Blaise Drummond

A Liquid Note in Spring
Exposition
Arts plastiques
Galerie Loevenbruck Paris 06
Blaise Drummond, The Boathouses, 2022

Blaise Drummond, The Boathouses, 2022
Détrempe et collage sur toile
130 x 170 cm

Blaise Drummond : De la lanterne magique au destin manifeste

Les épopées en bande dessinée et une frontière du far west bien dramatisée imprègnent les dernières œuvres de Blaise Drummond. Au gré des images, on trouvera, notamment, un cow-boy contre un Indien ou l’opposition entre le souvenir d’un film et la réalité dans un autre, mais cela se joue toujours dans une plaine naturelle qui rétrécit tandis que l’histoire et le mythe se flétrissent sous la chaleur du soleil.

Le paysage et le portrait sont deux visions du monde domestiquées par notre univers de smartphones mais empruntées à l’histoire de l’art et à la pratique artistique.

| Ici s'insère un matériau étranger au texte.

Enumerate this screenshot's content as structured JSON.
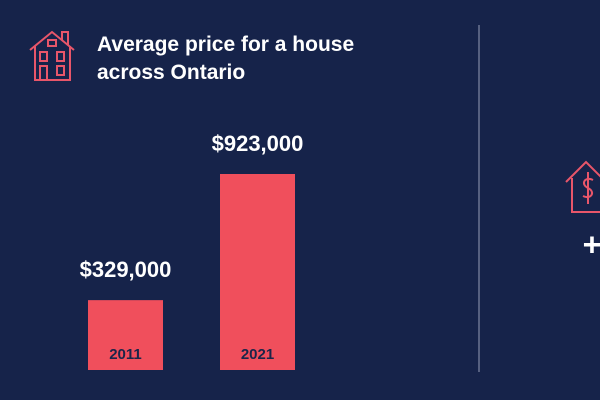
{
  "chart_data": {
    "type": "bar",
    "title": "Average price for a house across Ontario",
    "categories": [
      "2011",
      "2021"
    ],
    "values": [
      329000,
      923000
    ],
    "value_labels": [
      "$329,000",
      "$923,000"
    ],
    "color": "#f04f5c",
    "annotation": "+"
  }
}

Blaise Drummond joue de subtils portraits paysagers à la fois historiques et fictifs. Il ne s’agit pas d’un rapport d’aspect, plutôt d’une manière de capturer le terrain. Son art annexe le terrain, et il est question de saisir l’esthétique, non pas le déplacement des personnes.

Regardez de plus près les indices. Des feuilles de papier millimétré jonchent ce paysage, comme des menaces environnementales rejetées dans le passé mythique de la conquête de l’Ouest. Des confettis dangereux issus de sociétés à venir à partir desquels on attise la démocratie identitaire. Ce qui a politisé la planète en jeux de pouvoir du parti vert. Le mal est fait, nous laissons pourrir. Regardez ce morceau de papier millimétré et ses lignes de latitude et de longitude. C’est l’atlas sur lequel Drummond peint. C’est la grille sur laquelle se déplacent les personnages solitaires – à cheval, en bateau. Ou bien pas du tout, car le fait est que dans certaines images d’habitats construits, les êtres humains détonnent par leur absence. Les lignes de la grille se croisent d’est en ouest et du nord au sud : des cartes en guise de paysages et des cartes en guise de portraits.

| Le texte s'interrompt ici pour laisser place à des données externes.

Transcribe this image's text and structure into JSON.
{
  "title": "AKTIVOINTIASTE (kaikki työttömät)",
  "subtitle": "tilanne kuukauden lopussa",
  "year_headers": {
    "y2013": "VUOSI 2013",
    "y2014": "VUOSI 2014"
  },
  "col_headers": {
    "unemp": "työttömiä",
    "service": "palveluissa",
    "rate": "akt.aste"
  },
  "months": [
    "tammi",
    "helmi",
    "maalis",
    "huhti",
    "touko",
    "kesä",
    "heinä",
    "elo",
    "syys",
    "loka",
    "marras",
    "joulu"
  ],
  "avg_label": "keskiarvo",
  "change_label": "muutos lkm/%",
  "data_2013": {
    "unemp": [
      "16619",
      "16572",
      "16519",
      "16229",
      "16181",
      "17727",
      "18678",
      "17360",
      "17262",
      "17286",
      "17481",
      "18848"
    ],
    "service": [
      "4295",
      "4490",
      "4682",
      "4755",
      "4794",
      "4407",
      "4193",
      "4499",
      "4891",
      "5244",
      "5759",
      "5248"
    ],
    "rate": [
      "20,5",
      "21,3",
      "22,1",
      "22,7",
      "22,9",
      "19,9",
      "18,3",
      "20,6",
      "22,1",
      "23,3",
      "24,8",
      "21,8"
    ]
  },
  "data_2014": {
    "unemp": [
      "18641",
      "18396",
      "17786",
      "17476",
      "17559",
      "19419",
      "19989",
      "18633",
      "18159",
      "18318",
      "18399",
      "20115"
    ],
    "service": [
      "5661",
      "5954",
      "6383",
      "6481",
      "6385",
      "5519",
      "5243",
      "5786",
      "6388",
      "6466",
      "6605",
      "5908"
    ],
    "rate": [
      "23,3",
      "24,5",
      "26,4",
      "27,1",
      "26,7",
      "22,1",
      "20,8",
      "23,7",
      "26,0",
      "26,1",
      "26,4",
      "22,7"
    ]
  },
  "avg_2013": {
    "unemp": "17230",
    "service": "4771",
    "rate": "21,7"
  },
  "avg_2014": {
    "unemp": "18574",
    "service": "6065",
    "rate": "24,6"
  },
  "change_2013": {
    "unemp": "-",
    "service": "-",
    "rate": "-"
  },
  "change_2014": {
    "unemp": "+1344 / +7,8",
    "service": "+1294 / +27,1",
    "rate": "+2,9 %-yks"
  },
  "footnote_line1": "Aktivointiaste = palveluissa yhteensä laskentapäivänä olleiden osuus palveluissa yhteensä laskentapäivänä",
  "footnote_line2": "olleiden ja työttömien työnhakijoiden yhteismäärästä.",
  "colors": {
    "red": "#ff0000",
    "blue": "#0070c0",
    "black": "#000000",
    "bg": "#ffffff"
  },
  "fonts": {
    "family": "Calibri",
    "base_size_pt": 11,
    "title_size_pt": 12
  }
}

Ses verticales linéaires se heurtent aux héros de la nature, les arbres. Ces lignes croisent le fer. Elles s’opposent dans une coexistence ordonnée. Il ne s’agit jamais d’un conflit des humains contre la nature, mais d’une négociation continue entre eux et elle. Mais les humains sont de très mauvaise foi.

Une montagne solitaire est une merveille éléphantine, un dépôt de sagesse qui n’oublie jamais. Un homme rame sur des eaux futures qui montent, soulevé par la marée d’un monde qui n’en a cure. Dans un paysage blanc, une fleur ébouriffée mendie l’attention d’un homme perdu. Si ce n’étaient des arbres verts en arrière-plan et la tenue vestimentaire chic du modèle, l’endroit pourrait être une étendue sauvage gelée, un lac recouvert de glace. L’homme est Johnny Appleseed. Walt Whitman. Henry David Thoreau. Quelque sage écologiste. Ou un ingénieur scout qui industrialiserait le paysage avec des voies ferrées destinées au commerce. Ou encore un poète contemplatif cherchant à manier l’arme du vers pour préserver la nature de la destruction, pour immortaliser l’éternel et déclinant extérieur.

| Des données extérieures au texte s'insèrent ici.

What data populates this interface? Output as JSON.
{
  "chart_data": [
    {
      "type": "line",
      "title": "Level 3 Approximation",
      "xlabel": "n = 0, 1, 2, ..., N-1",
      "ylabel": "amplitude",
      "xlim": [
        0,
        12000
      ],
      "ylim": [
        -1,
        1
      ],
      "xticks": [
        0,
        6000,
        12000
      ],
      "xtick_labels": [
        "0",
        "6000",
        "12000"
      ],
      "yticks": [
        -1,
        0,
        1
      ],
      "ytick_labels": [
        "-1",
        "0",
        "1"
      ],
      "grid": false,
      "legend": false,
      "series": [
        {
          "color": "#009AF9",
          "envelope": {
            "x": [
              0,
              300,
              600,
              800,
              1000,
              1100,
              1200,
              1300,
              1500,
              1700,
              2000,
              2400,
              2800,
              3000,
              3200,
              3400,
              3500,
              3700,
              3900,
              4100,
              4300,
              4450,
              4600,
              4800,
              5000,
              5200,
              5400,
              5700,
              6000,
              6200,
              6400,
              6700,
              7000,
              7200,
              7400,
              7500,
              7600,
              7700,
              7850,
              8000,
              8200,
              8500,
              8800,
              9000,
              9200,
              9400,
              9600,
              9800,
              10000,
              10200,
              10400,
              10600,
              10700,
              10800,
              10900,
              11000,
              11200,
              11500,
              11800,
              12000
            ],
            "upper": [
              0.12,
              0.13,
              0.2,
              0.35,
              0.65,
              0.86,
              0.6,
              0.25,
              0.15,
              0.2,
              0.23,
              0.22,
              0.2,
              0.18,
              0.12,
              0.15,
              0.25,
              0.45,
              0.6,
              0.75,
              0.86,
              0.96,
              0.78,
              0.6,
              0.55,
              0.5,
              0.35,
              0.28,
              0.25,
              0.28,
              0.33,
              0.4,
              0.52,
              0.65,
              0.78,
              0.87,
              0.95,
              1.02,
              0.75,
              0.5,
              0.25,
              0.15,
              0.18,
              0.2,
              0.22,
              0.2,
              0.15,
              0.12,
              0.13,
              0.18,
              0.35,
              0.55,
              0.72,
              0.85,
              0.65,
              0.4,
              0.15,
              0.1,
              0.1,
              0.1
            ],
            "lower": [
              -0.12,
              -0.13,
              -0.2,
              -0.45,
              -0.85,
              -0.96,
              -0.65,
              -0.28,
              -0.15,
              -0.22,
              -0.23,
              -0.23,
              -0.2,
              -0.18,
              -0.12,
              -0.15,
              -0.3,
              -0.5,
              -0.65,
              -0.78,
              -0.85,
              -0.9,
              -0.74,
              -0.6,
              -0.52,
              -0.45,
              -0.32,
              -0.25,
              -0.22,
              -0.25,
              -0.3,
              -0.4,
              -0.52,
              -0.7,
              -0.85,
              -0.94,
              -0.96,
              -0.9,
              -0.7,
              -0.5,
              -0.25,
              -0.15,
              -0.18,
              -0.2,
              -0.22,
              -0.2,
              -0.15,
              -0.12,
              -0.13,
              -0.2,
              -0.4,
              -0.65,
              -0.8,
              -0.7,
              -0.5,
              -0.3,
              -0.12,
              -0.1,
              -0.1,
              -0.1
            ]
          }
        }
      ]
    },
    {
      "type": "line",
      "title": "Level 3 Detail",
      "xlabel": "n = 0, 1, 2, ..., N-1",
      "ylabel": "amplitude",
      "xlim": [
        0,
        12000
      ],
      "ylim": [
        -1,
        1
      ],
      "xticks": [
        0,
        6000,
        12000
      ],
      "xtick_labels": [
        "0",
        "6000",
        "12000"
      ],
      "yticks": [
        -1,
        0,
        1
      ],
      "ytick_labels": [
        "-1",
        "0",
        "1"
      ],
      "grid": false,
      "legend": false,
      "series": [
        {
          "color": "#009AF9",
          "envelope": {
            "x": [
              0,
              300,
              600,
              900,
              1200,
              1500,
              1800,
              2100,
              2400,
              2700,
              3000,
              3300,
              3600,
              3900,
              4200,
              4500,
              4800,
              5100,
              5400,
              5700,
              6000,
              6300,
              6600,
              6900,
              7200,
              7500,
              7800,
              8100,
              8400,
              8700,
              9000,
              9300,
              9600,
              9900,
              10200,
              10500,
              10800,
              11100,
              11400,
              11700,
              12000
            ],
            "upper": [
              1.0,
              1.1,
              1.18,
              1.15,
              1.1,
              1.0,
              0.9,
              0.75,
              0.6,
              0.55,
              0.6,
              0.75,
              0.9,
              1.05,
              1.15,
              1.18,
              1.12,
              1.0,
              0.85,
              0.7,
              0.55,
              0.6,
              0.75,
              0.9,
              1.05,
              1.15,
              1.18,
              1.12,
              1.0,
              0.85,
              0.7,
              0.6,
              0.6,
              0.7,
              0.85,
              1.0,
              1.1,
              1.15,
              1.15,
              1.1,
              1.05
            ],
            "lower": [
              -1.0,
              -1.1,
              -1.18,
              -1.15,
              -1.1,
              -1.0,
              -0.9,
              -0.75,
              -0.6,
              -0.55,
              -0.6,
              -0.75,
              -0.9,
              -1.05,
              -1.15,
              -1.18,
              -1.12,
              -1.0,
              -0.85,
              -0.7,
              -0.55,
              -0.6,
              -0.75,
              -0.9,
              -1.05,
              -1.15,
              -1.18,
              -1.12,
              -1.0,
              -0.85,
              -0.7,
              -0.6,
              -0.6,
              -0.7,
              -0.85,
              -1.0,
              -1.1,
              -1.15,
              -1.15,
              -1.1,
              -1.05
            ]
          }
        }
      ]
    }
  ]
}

Les peintures de Blaise Drummond ne prêchent pas. Elles observent. Elles jettent un coup d’œil à travers les barreaux et les grilles des structures d’habitation modernistes et nous présentent tous comme étant finalement encagés. Peut-être pour nous protéger de la nature. Peut-être pour protéger cette nature contre nous, alors que, emprisonnés, nous purgeons le reste de notre peine sur cette douce Terre et que notre temps s’amenuise inéluctablement.

C’est un truc de natif. Des fusils, des plumes et des crinières. Une sorte de mash-up wigwam : du papier peint collé sur les grands terrains alors que les Peaux-Rouges et les chevaux et les simples coiffes font allusion au papier peint des chambres d’enfant.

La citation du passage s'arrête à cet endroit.